Rogers City elementary students also will get to contribute as well, Belanger said. Guy Adamec, a ceramics artist who has built park monuments, the mosaic for the Flint Farmers Market and the University of Michigan-Flint's 50th Anniversary Landmark, will help. He'll donate tiles, and along with local artists and Rogers City Elementary School teachers will help school children decorate the tiles.
"We involved students because we wanted them to understand the local history," she said.
Carmeuse Lime and Stone, the company that owns and operates Calcite quarry, will have some input as well, according to plans for the landmark. There will be an aluminum plaque, the contents of which Calcite will determine. The company also will donate aggregate to build the monument, Belanger said.
Originally slated for 2012, the centennial committee pushed the landmark project back by a year to keep it from being overshadowed by the Nautical Festival, Belanger said. This way, the monument's unveiling will commemorate a full 100 years of operation.
Groundbreaking for the monument won't start until spring, and it should be ready to be unveiled in August at the 2013 Nautical Festival, Belanger said.
Once completed, the monument will include elements of the quarry's past, both by acknowledging retired workers and by including 350-million-year-old fossils in the design, Belanger said. It also will incorporate the quarry's future by involving Rogers City youths.

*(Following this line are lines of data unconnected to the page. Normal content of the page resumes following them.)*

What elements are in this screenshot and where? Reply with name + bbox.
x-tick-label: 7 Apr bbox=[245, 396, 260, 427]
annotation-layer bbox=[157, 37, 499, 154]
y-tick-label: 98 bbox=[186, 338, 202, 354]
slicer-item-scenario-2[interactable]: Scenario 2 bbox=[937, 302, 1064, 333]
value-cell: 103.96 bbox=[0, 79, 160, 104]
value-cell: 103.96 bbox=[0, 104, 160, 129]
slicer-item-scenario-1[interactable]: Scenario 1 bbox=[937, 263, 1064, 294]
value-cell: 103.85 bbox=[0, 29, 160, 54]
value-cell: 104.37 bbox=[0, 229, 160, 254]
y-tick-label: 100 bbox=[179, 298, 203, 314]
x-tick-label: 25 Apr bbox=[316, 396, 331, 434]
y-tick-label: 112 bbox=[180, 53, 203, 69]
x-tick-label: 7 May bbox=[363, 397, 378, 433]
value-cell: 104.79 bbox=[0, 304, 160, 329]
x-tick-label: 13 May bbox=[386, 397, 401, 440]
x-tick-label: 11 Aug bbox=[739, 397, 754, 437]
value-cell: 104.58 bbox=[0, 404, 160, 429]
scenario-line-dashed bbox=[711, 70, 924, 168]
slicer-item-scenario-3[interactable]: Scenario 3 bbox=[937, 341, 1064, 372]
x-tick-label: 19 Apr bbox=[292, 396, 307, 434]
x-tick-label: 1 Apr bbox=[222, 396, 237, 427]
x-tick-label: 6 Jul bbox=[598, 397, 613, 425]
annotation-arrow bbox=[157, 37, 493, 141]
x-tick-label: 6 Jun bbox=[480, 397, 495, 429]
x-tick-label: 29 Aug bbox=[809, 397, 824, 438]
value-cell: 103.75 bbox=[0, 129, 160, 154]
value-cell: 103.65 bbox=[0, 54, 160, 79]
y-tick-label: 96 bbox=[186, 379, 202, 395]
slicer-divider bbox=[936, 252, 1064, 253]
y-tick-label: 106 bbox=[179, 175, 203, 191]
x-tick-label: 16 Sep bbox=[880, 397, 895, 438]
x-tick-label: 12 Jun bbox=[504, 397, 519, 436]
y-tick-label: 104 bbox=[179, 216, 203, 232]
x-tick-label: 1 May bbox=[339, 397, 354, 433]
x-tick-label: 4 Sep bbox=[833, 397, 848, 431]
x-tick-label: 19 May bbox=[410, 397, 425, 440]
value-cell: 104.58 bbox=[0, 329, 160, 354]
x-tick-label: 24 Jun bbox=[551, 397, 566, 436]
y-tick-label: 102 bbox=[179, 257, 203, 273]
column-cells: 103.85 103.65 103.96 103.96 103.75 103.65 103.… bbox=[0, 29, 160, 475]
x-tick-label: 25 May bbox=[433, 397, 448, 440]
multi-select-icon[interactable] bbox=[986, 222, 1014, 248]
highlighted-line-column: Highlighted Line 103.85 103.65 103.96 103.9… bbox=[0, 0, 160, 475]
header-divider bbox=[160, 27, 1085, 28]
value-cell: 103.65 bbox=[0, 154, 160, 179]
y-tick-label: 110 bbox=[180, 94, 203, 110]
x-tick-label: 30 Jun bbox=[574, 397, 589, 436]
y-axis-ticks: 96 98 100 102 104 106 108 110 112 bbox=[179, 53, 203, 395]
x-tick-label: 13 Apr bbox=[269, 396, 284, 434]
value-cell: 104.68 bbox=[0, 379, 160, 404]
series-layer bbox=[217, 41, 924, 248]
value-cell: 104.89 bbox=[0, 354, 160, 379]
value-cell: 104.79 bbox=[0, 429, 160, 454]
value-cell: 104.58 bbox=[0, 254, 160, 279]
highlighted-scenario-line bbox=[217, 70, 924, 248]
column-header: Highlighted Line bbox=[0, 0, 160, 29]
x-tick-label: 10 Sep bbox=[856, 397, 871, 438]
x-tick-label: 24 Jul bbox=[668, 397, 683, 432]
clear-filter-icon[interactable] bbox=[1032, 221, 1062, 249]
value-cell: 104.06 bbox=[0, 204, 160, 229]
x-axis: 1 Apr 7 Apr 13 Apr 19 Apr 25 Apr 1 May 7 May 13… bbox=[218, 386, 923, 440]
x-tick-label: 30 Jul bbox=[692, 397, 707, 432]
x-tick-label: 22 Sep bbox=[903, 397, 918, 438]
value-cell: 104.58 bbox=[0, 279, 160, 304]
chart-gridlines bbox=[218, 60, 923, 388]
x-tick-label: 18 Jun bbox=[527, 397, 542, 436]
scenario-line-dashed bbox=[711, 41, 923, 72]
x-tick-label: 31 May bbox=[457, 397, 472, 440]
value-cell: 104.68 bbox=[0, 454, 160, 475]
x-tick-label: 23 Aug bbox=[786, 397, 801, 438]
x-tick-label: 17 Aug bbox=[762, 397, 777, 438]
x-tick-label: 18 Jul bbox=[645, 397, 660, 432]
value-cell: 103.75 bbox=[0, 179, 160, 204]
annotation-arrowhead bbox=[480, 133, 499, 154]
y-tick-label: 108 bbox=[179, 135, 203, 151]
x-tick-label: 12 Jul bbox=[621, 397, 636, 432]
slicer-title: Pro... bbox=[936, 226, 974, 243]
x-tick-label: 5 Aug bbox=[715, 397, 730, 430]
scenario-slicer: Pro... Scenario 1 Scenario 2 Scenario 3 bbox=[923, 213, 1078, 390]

"Part of it was, we've commemorated the sailors, we've commemorated our maritime history, we've commemorated the Bradley," she said. "This was significant. The Calcite quarry has been the main economic factor in the region, and it's been pretty much the life blood for 100 years, and hopefully for another 100 years. We really felt, I think I can say on behalf of the committee, we felt it's something to preserve the history."
There's still an opportunity for the public to comment, Belanger said. The library has a model of what the monument should look like, and anyone interested in seeing it can do so during business hours. Comments are welcome through Feb. 28.
So far, input has been positive, Belanger said, with a majority of the suggestions leading to solid improvements. One such suggestion was to make the center wall resemble the quarry's 12-story mill.
The committee budgeted up to $10,000 to build the project, Belanger said. The Michigan Humanities Council, the National Endowment of Humanities and the Northeast Community Foundation and the Presque Isle District Library are providing funding. Individual donations also will be accepted, with anyone donating $100 or more to be honored on a plaque.